Based on previous studies [6, 7, 20], we choose mid-frontal electrodes (AF3/4, F1/2/3/4, FC1/2/3/4, Fz, and FCz) and parieto-occipital electrodes (P1/2/3/4/5/6/7/8, PO3/4/5/6/7/8, O1/2, Pz, POz, and Oz) for area-based analysis. Averaged *CF-t* power spectra in frontal and parieto-occipital electrodes were calculated separately, ranging from 1 to 50 Hz. Load effects for the *CF-t* spectra were evaluated with the same procedure of repeated-measures ANOVA as the preliminary analysis. If any significant cluster was identified, the *AMF-t* spectrum of the corresponding CF range was calculated and tested with the same ANOVA procedure.

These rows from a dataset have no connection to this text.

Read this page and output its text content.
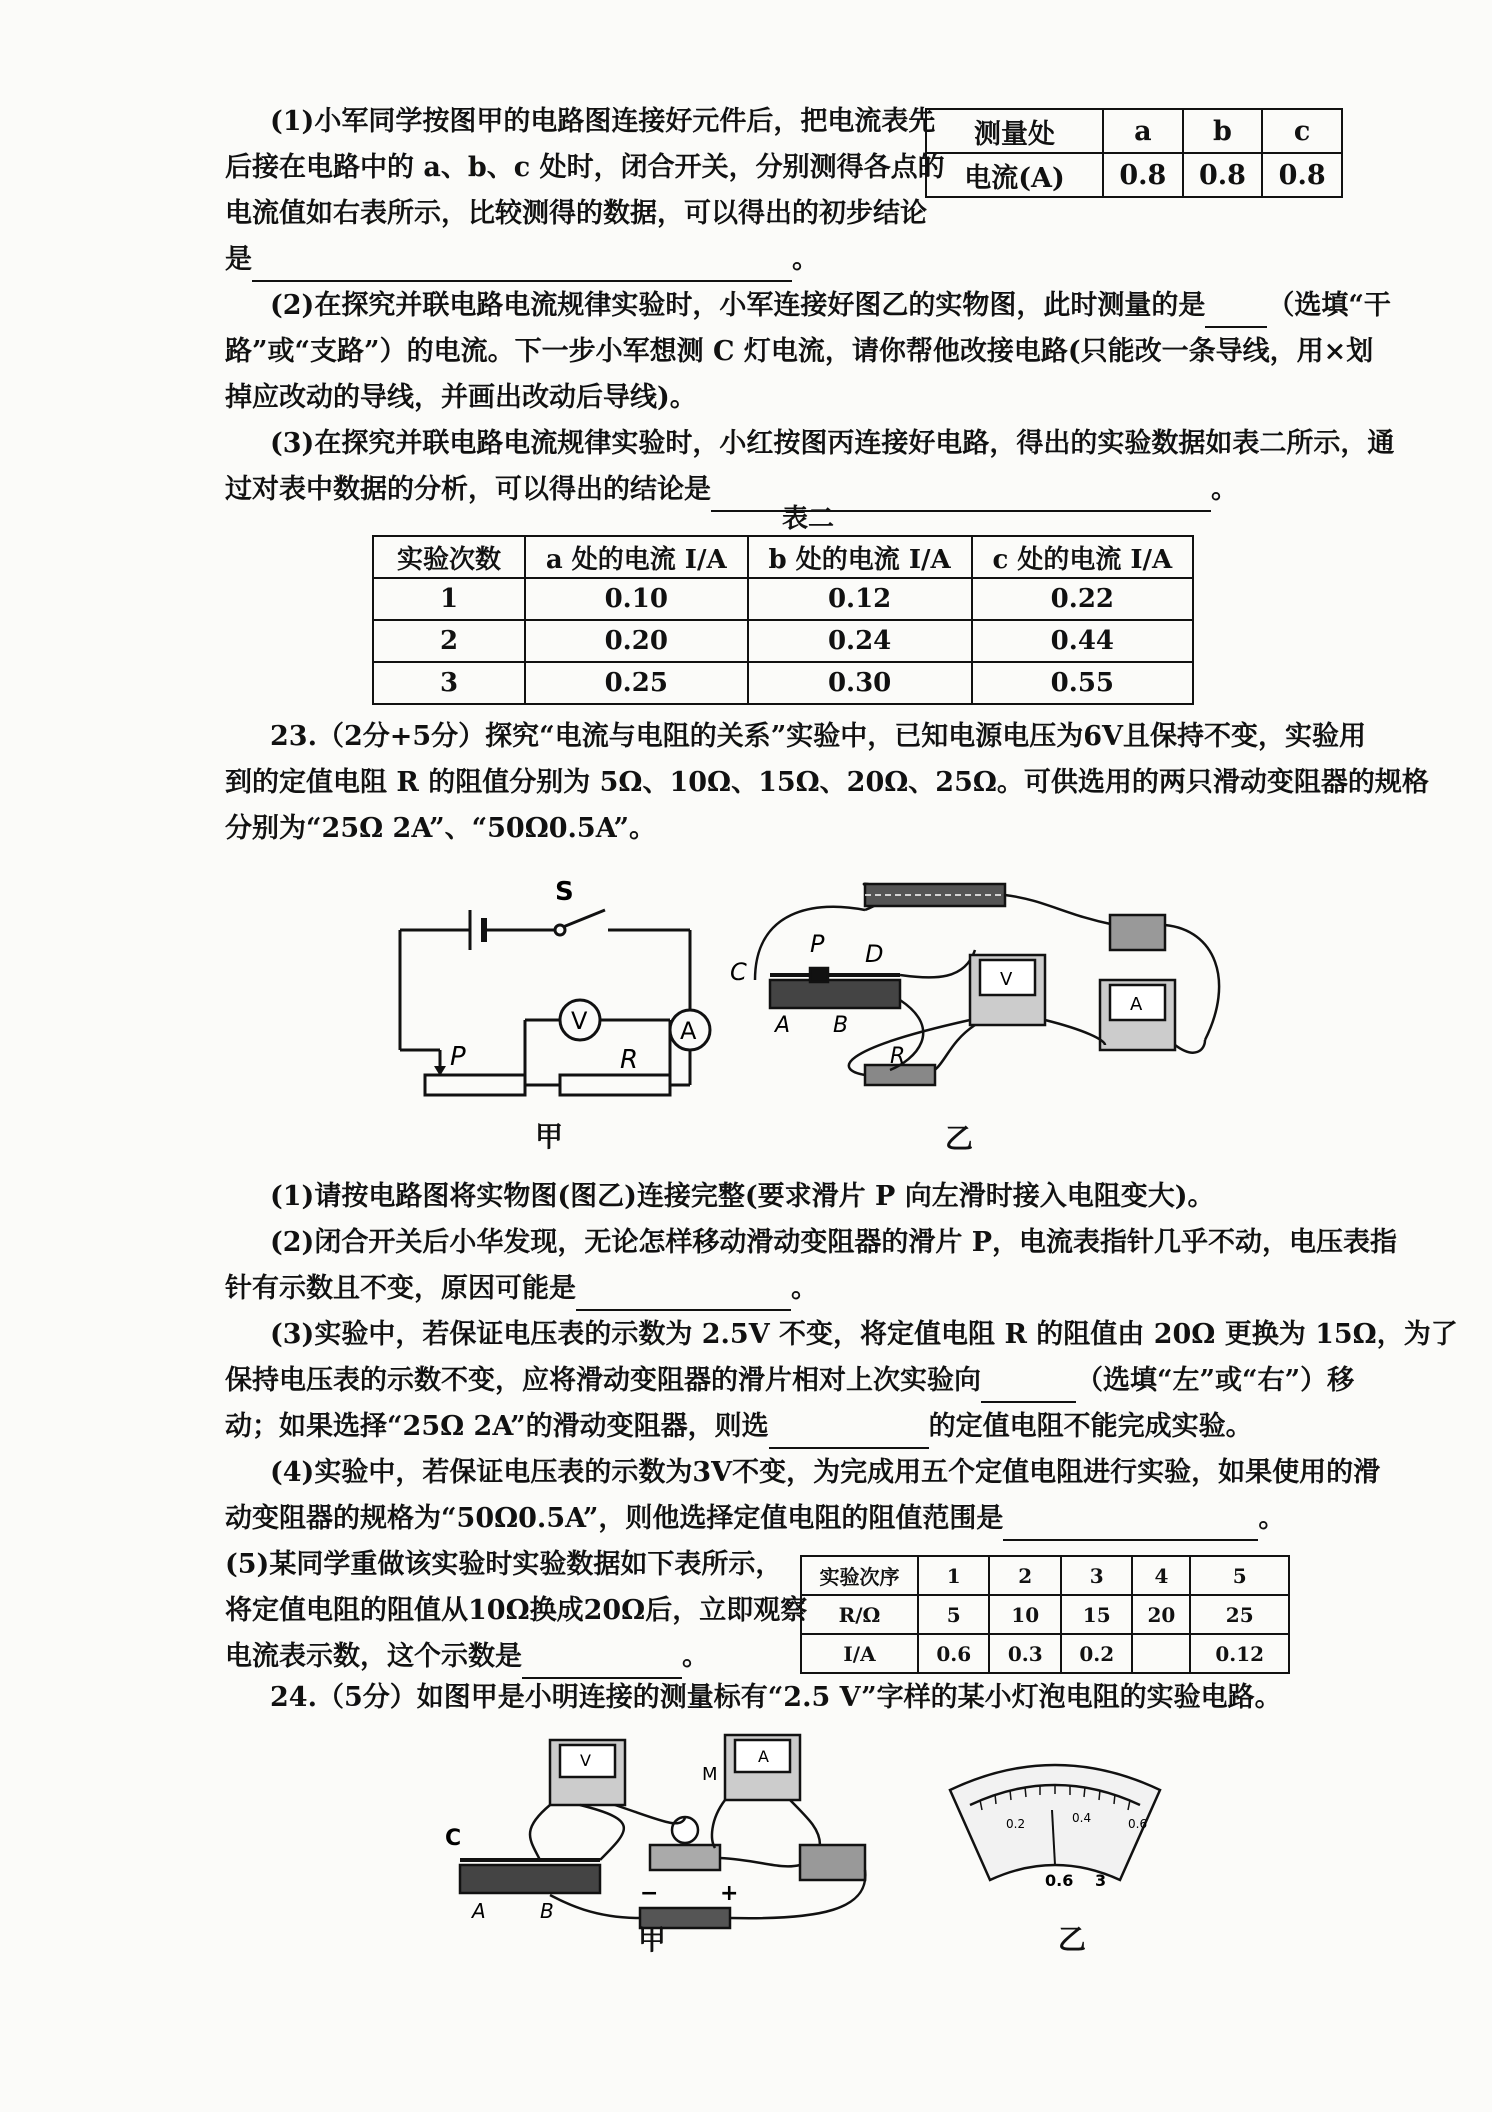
(1)小军同学按图甲的电路图连接好元件后，把电流表先
后接在电路中的 a、b、c 处时，闭合开关，分别测得各点的
电流值如右表所示，比较测得的数据，可以得出的初步结论
是	。
测量处	a	b	c
电流(A)	0.8	0.8	0.8
(2)在探究并联电路电流规律实验时，小军连接好图乙的实物图，此时测量的是 （选填“干
路”或“支路”）的电流。下一步小军想测 C 灯电流，请你帮他改接电路(只能改一条导线，用×划
掉应改动的导线，并画出改动后导线)。
(3)在探究并联电路电流规律实验时，小红按图丙连接好电路，得出的实验数据如表二所示，通
过对表中数据的分析，可以得出的结论是	。
表二
实验次数	a 处的电流 I/A	b 处的电流 I/A	c 处的电流 I/A
1	0.10	0.12	0.22
2	0.20	0.24	0.44
3	0.25	0.30	0.55
23.（2分+5分）探究“电流与电阻的关系”实验中，已知电源电压为6V且保持不变，实验用
到的定值电阻 R 的阻值分别为 5Ω、10Ω、15Ω、20Ω、25Ω。可供选用的两只滑动变阻器的规格
分别为“25Ω 2A”、“50Ω0.5A”。
S
P
V	A
R
甲
C
P D
A B
R
V
A
乙
(1)请按电路图将实物图(图乙)连接完整(要求滑片 P 向左滑时接入电阻变大)。
(2)闭合开关后小华发现，无论怎样移动滑动变阻器的滑片 P，电流表指针几乎不动，电压表指
针有示数且不变，原因可能是	。
(3)实验中，若保证电压表的示数为 2.5V 不变，将定值电阻 R 的阻值由 20Ω 更换为 15Ω，为了
保持电压表的示数不变，应将滑动变阻器的滑片相对上次实验向	（选填“左”或“右”）移
动；如果选择“25Ω 2A”的滑动变阻器，则选	的定值电阻不能完成实验。
(4)实验中，若保证电压表的示数为3V不变，为完成用五个定值电阻进行实验，如果使用的滑
动变阻器的规格为“50Ω0.5A”，则他选择定值电阻的阻值范围是	。
(5)某同学重做该实验时实验数据如下表所示，
将定值电阻的阻值从10Ω换成20Ω后，立即观察
电流表示数，这个示数是	。
实验次序	1	2	3	4	5
R/Ω	5	10	15	20	25
I/A	0.6	0.3	0.2		0.12
24.（5分）如图甲是小明连接的测量标有“2.5 V”字样的某小灯泡电阻的实验电路。
C
A	B
V	A
M
−	+
甲
0.2	0.4	0.6
0.6 3
乙
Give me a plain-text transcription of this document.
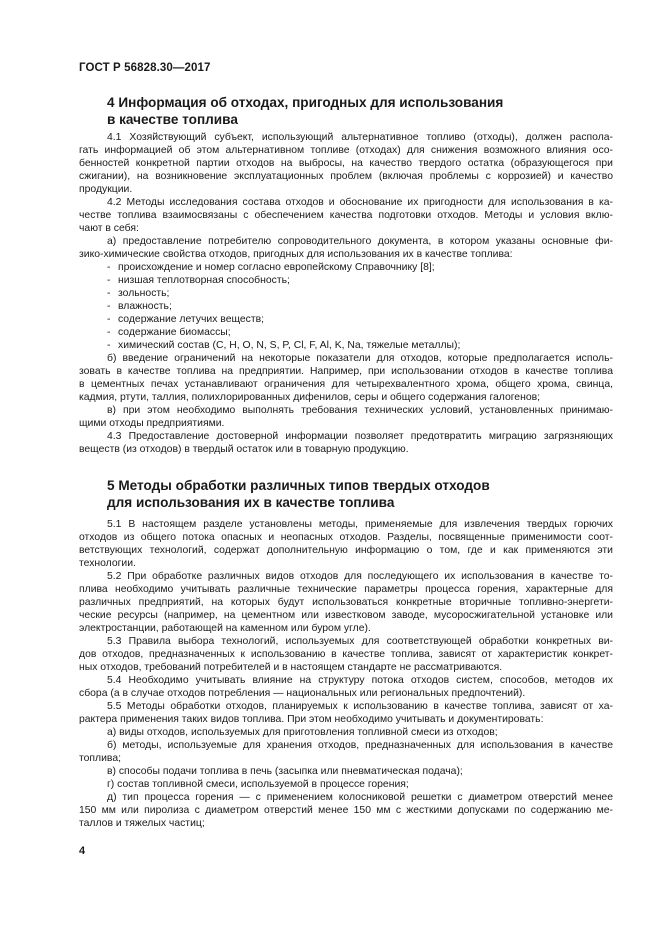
ГОСТ Р 56828.30—2017
4 Информация об отходах, пригодных для использования
в качестве топлива
4.1 Хозяйствующий субъект, использующий альтернативное топливо (отходы), должен распола-
гать информацией об этом альтернативном топливе (отходах) для снижения возможного влияния осо-
бенностей конкретной партии отходов на выбросы, на качество твердого остатка (образующегося при
сжигании), на возникновение эксплуатационных проблем (включая проблемы с коррозией) и качество
продукции.
4.2 Методы исследования состава отходов и обоснование их пригодности для использования в ка-
честве топлива взаимосвязаны с обеспечением качества подготовки отходов. Методы и условия вклю-
чают в себя:
а) предоставление потребителю сопроводительного документа, в котором указаны основные фи-
зико-химические свойства отходов, пригодных для использования их в качестве топлива:
- происхождение и номер согласно европейскому Справочнику [8];
- низшая теплотворная способность;
- зольность;
- влажность;
- содержание летучих веществ;
- содержание биомассы;
- химический состав (C, H, O, N, S, P, Cl, F, Al, K, Na, тяжелые металлы);
б) введение ограничений на некоторые показатели для отходов, которые предполагается исполь-
зовать в качестве топлива на предприятии. Например, при использовании отходов в качестве топлива
в цементных печах устанавливают ограничения для четырехвалентного хрома, общего хрома, свинца,
кадмия, ртути, таллия, полихлорированных дифенилов, серы и общего содержания галогенов;
в) при этом необходимо выполнять требования технических условий, установленных принимаю-
щими отходы предприятиями.
4.3 Предоставление достоверной информации позволяет предотвратить миграцию загрязняющих
веществ (из отходов) в твердый остаток или в товарную продукцию.
5 Методы обработки различных типов твердых отходов
для использования их в качестве топлива
5.1 В настоящем разделе установлены методы, применяемые для извлечения твердых горючих
отходов из общего потока опасных и неопасных отходов. Разделы, посвященные применимости соот-
ветствующих технологий, содержат дополнительную информацию о том, где и как применяются эти
технологии.
5.2 При обработке различных видов отходов для последующего их использования в качестве то-
плива необходимо учитывать различные технические параметры процесса горения, характерные для
различных предприятий, на которых будут использоваться конкретные вторичные топливно-энергети-
ческие ресурсы (например, на цементном или известковом заводе, мусоросжигательной установке или
электростанции, работающей на каменном или буром угле).
5.3 Правила выбора технологий, используемых для соответствующей обработки конкретных ви-
дов отходов, предназначенных к использованию в качестве топлива, зависят от характеристик конкрет-
ных отходов, требований потребителей и в настоящем стандарте не рассматриваются.
5.4 Необходимо учитывать влияние на структуру потока отходов систем, способов, методов их
сбора (а в случае отходов потребления — национальных или региональных предпочтений).
5.5 Методы обработки отходов, планируемых к использованию в качестве топлива, зависят от ха-
рактера применения таких видов топлива. При этом необходимо учитывать и документировать:
а) виды отходов, используемых для приготовления топливной смеси из отходов;
б) методы, используемые для хранения отходов, предназначенных для использования в качестве
топлива;
в) способы подачи топлива в печь (засыпка или пневматическая подача);
г) состав топливной смеси, используемой в процессе горения;
д) тип процесса горения — с применением колосниковой решетки с диаметром отверстий менее
150 мм или пиролиза с диаметром отверстий менее 150 мм с жесткими допусками по содержанию ме-
таллов и тяжелых частиц;
4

**Correlation between Individual WM Precision and EEG Activity.** The same *CF-t* and *AMF-t* representations of parieto-occipital EEG power were also used for correlation analyses. EEG spectra and \(\kappa\) values from the set-size one condition were subtracted from those from set sizes 2, 4, and 6, and were then transformed into z-scores for regression analysis. For each spectrum, a general-linear model (GLM) was constructed in which the z-transformed \(\kappa\) values served as a regressor to predict the z-transformed EEG power in each spectral point. Since both \(\kappa\) values and EEG power varied systematically with increasing set size, the regression weights were separately evaluated for set sizes 2, 4, and 6, then averaged together for statistical tests (i.e., set size served as a control variable for the GLM). The approach was similar to previous within-subject studies [49, 50] but on a between-subject basis. The same cluster-based permutation procedure was applied to correct the results of GLM for load-effect analysis, but both cluster-forming threshold and critical value were set at *p* = .05 for two-tailed tests. In addition, we also tested EEG activity in frontal electrodes to see if there was any WM correlate in the cluster. Correlations between frontal *CF-t* spectrum and WM precision were analyzed first; if any significant correlate was identified, the *AMF-t* spectrum of the corresponding CF range was analyzed.

**Intra- and Inter-areal PAC.** The oscillations of interest were beta, alpha, and theta waves for this study. In this dataset, the frequency ranges of IMFs 4, 5, and 6 represented oscillatory activities in the beta-, alpha-, and theta-band, respectively. The intra- and inter-regional PAC were calculated as follows: first, we obtained the phase of theta waves (from IMF 6) and the phase of frequency-matched alpha/beta AM components (from IMFs 4 and 5) through HHSA. Second, the cross-frequency dPLI between theta phase and frequency-matched alpha/beta AMs across all possible electrode pairs was calculated and then averaged together according to the frontal and parieto-occipital electrodes of interest for each set-size condition. Time windows for dPLI evaluation were determined according to the previous results of load effects over HHS. The first interval ranged from 0 to 0.5 s after the onset of the sample array, and the remaining part of the delay period constituted the second interval. Time windows for the probe period were also divided into the first 0.5 s and the remainder interval for analysis. The effect of load manipulation was evaluated separately by a repeated-measures ANOVA for different time windows and electrode clusters. In addition, the phase synchronization of frontal and parieto-occipital regions was tested by the same procedure. The overall results were corrected for multiple testing using the Benjamini-Hochberg procedure [51] with a false-discovery rate (FDR) of 0.05.